Tuesday, January 17, 2023

Babylon (2022)

Score: 3 / 5

Babylon is a wild ride. Damien Chazelle's latest is also his largest, a massive and immersive cinematic experience of excess. In every way that La La Land was a sentimental look at making it big in Hollywood, this is the dark, wicked underbelly of that dream. It all looks glamorous and fun, especially from the outside, but this film delves deep into how much work and sacrifice "the biz" can be, especially for those whose broken dreams and desperation lead them to increasingly dangerous new paths.

The film immediately introduces us to Manny Torres (Diego Calva in a star-making performance), a Mexican immigrant in Los Angeles trying to deliver an elephant to a party. It shits all over one of the delivery drivers, and we see everything. It's this unabashed "fuck you" Chazelle gives us right away to set the tone of Babylon, a movie that pulls no punches with its nasty, icky, and bizarre depictions of all things taboo. By the time he gets to the party -- at a Kinescope Studios executive's mansion -- he sees it in all its Gatsby-like flair, in which an elephant is hardly the most gobsmacking element. It's a full-on bacchanal, dripping with drugs and booze, blasted with loud jazz, with the main ball room serving as a an orgy. Again, we see pretty much everything, as Chazelle pulls us though the middle of the party in long takes with a swiveling camera (thanks to cinematographer Linus Sandgren for some truly unforgettable visuals). It's Chazelle's Caligula, and time will only tell if this will be remembered as infamously. I suspect it will.

I could spend paragraphs talking about various aspects of this film. Its stellar cast -- including Jovan Adepo as a jazz trumpeter, Li Jun Li as a queer cabaret singer, and especially Jean Smart as a gossip journalist -- with no few notable cameos are a lot of fun. Apart from Calva, Margot Robbie leads with her usual panache as an aspiring actress and Brad Pitt shines with an almost too-personal level of gravitas as an actor on the way out. I would have liked to see more of his story, as it was just about the only thing that grounds this movie emotionally. What plot exists in this three-hour escapade hinges on the end of the silent film era, as "talkies" began making big waves; but this is hardly The Artist or Singin' in the Rain. And so, even though Tobey Maguire's shocking and uncomfortable extended cameo near film's end is well worth the wait, there is just too much muchness to discuss in this film. So that's really what I want to talk about.

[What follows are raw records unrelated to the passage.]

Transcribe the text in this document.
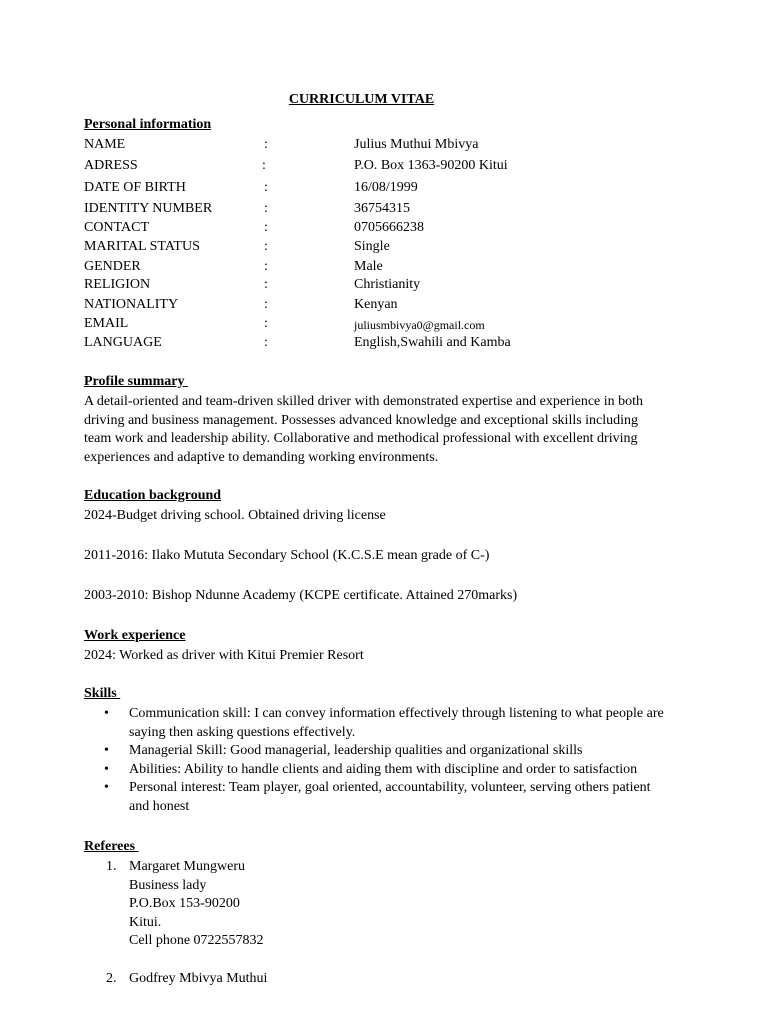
CURRICULUM VITAE

Personal information

NAME	:	Julius Muthui Mbivya
ADRESS	:	P.O. Box 1363-90200 Kitui
DATE OF BIRTH	:	16/08/1999
IDENTITY NUMBER	:	36754315
CONTACT	:	0705666238
MARITAL STATUS	:	Single
GENDER	:	Male
RELIGION	:	Christianity
NATIONALITY	:	Kenyan
EMAIL	:	juliusmbivya0@gmail.com
LANGUAGE	:	English,Swahili and Kamba

Profile summary

A detail-oriented and team-driven skilled driver with demonstrated expertise and experience in both driving and business management. Possesses advanced knowledge and exceptional skills including team work and leadership ability. Collaborative and methodical professional with excellent driving experiences and adaptive to demanding working environments.

Education background

2024-Budget driving school. Obtained driving license

2011-2016: Ilako Mututa Secondary School (K.C.S.E mean grade of C-)

2003-2010: Bishop Ndunne Academy (KCPE certificate. Attained 270marks)

Work experience

2024: Worked as driver with Kitui Premier Resort

Skills

• Communication skill: I can convey information effectively through listening to what people are saying then asking questions effectively.
• Managerial Skill: Good managerial, leadership qualities and organizational skills
• Abilities: Ability to handle clients and aiding them with discipline and order to satisfaction
• Personal interest: Team player, goal oriented, accountability, volunteer, serving others patient and honest

Referees

1. Margaret Mungweru
Business lady
P.O.Box 153-90200
Kitui.
Cell phone 0722557832
2. Godfrey Mbivya Muthui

(Vis-à-vis the cast, I do want to praise composer Justin Hurwitz's score for isolating recurring themes for each character that really help connect things thematically and emotionally through this odyssey of chaos.)

Babylon, if it weren't orchestrated on such an immense budget and with such big names attached, should be considered something like an experimental film. Chazelle, who also wrote it, has crafted a series of vignettes with few through-lines to connect them other than a general aesthetic of chaos and excess. Each is almost standalone in its incisive assault on our senses and on various specific aspects of the industry. Perhaps nowhere is this more obvious than a magnificent sequence probably an hour or so into the film in which Robbie, Pitt, and everyone else amasses in a desert field owned by Kinescope to shoot several movies at once. The insane reality of a live shoot on location is hammered home by the frenetic editing, bombastic score, lurid colorscape, and fevered performances; by the end, we feel as exhausted as everyone on set must feel. Its effect? To show us a Hollywood film -- with all its glamor -- that ultimately makes us feel sick; this is not the usual inspirational "dream it, be it" a-star-is-born movie.

In fact, I'd argue it often deliberately tries to ruin our opinion of itself by drawing special attention to bodily functions and fluids. Much like the elephant shit that opens the film, the film treats us to plentiful vomit, urine, blood, venom, etc., to the point that by its end -- paired as these elements are with grotesque imagery, vicious language, and bonkers new ideas -- I felt thoroughly drained and crushed by the sheer weight of manipulations thrown at me. And that's surely by design, as it is no doubt similar to how many of the characters (and real-life Hollywood workers of the time) felt about major studio climates, working conditions, and the impending threat of new media to displace their craft. Even on a purely verbal level, the film all but drowns us with actual historical detail and wacky urban legends to the point that the whole thing just zings with ambivalent energy. Not unlike Tarantino's Once Upon a Time...in Hollywood, you're never exactly sure if things should be funny or cringey, and who exactly the butt of each joke is meant to be.

And that's why the film, ambitious and huge and memorable as it is, doesn't really work for me. I'm all for a story about collapsed dreams and personal compromises against the glitz of pre-Golden-Age Hollywood, but we've had these before. One with so many tendencies toward a real narrative that doesn't actually follow through on that narrative can't maintain my attentions for such a long runtime, not even with spectacle coming out the wazoo. It doesn't help that the final act of this film desperately injects the experience with contrived urgency and moralistic lessons; it's all about the dangers of doing drugs in the industry and how deeply in trouble you can get if you're not careful. Really? One wonders if some producers needed Chazelle to end on a less hedonistic or debauched note, and it rings false not only for his project as a whole but for him as an artist. Otherwise, the idealistic mantra at film's end -- "wasn't it all worth it?" they ask -- lands flat. Which it kind of does anyway. Out the wazoo, indeed.